Northwest Airlines said Tuesday it will cut its capacity later this year by 3 percent to 4 percent because of high fuel prices. The reductions were deeper than those announced in April, though they are smaller than cuts announced by many other airlines.
The airline said it will try to shrink its staff through voluntary means, but layoffs are possible, too. Northwest said it has not yet arrived at the number of positions it wants to eliminate.
Northwest Chief Executive Doug Steenland said Northwest is aiming to match its capacity to customer demand as airfares increase.
"We don't anticipate doing anything in addition, but if fuel continues to be challenging we clearly have the wherewithal to take additional action," he told analysts at a conference on Tuesday.
Still, Steenland acknowledged that even the cuts announced Tuesday would not get Northwest to its profit goals. When one analyst asked why Northwest didn't cut enough to meet its profit goal, Steenland said cutting more flights would run the risk that another carrier would simply move in and take that business.
"You have to do it always with an eye on the competitive ball," he said.
Northwest Airlines Corp. said it expects to reduce mainline flying by as much as 9.5 percent compared with a year ago. Domestic flying, including regional carriers, is now slated to go down by 7 percent to 8 percent. The cuts are expected to take effect in the fourth quarter, which begins in October.
But it said regional flying would rise by as much as 55 percent as it adds new 76-seat jets. Chief Financial Officer Dave Davis said the smaller jets cost about 30 percent less to operate because of lower labor and fuel expenses, even after making the debt payments.
The major airlines have been announcing capacity reductions because of sharp rises in fuel prices.
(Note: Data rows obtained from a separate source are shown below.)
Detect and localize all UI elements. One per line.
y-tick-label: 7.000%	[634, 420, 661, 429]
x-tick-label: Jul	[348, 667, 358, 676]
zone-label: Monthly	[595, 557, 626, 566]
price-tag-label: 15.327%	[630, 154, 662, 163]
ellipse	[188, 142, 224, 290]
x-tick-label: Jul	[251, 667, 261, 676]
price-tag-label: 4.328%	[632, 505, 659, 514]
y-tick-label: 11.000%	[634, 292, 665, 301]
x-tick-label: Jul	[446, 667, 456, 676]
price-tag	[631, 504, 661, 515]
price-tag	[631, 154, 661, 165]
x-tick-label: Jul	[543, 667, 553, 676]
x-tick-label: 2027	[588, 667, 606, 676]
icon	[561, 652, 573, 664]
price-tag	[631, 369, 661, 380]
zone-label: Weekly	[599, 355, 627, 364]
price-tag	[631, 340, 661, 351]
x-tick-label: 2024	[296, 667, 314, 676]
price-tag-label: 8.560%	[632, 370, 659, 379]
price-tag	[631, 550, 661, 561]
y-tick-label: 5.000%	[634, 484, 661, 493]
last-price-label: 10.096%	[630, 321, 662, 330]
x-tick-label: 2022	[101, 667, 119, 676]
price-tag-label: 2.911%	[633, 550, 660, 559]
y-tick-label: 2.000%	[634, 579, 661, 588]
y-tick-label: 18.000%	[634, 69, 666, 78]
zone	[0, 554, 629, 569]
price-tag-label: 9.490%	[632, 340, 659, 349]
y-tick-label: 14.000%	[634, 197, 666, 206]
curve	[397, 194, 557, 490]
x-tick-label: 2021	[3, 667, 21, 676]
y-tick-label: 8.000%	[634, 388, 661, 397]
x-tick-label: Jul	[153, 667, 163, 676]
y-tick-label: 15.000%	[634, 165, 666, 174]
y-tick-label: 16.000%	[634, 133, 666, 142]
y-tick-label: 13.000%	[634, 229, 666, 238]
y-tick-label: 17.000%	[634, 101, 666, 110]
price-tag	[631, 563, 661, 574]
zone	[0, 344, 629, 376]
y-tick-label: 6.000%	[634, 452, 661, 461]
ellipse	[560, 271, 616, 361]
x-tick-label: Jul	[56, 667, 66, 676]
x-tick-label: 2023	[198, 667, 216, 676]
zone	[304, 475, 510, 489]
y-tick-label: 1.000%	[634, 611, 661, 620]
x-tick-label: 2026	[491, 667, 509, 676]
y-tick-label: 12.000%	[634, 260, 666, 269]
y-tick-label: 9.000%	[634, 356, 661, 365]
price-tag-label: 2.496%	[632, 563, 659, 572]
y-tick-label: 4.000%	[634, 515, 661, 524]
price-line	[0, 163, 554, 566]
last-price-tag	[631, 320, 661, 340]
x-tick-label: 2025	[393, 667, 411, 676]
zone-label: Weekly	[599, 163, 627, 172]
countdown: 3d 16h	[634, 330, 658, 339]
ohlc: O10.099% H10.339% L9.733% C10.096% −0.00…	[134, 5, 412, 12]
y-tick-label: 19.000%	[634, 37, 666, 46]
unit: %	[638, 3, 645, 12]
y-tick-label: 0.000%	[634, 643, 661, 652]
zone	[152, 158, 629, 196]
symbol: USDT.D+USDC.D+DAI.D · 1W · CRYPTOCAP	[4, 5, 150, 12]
On Tuesday, Air Canada said it will cut up to 2,000 jobs and cut capacity 7 percent. In May, American Airlines, the largest U.S. carrier, said it would eliminate an unspecified number of jobs and cut capacity up to 12 percent after the busy summer travel season. Delta Air Lines Inc. said in March it would cut U.S. capacity about 10 percent in the second half of 2008.
Delta plans to acquire Northwest in a deal it hopes will close around the end of this year. Oil was headed toward $100 a barrel when the deal was announced. It's above $130 now, prompting Northwest to call the prices a "fuel crisis."
Northwest has hedged about half of the fuel it still needs this year, Steenland said.
He also said the case for the Delta-Northwest deal is stronger than before because eliminating corporate overlap between the two carriers will make their finances stronger.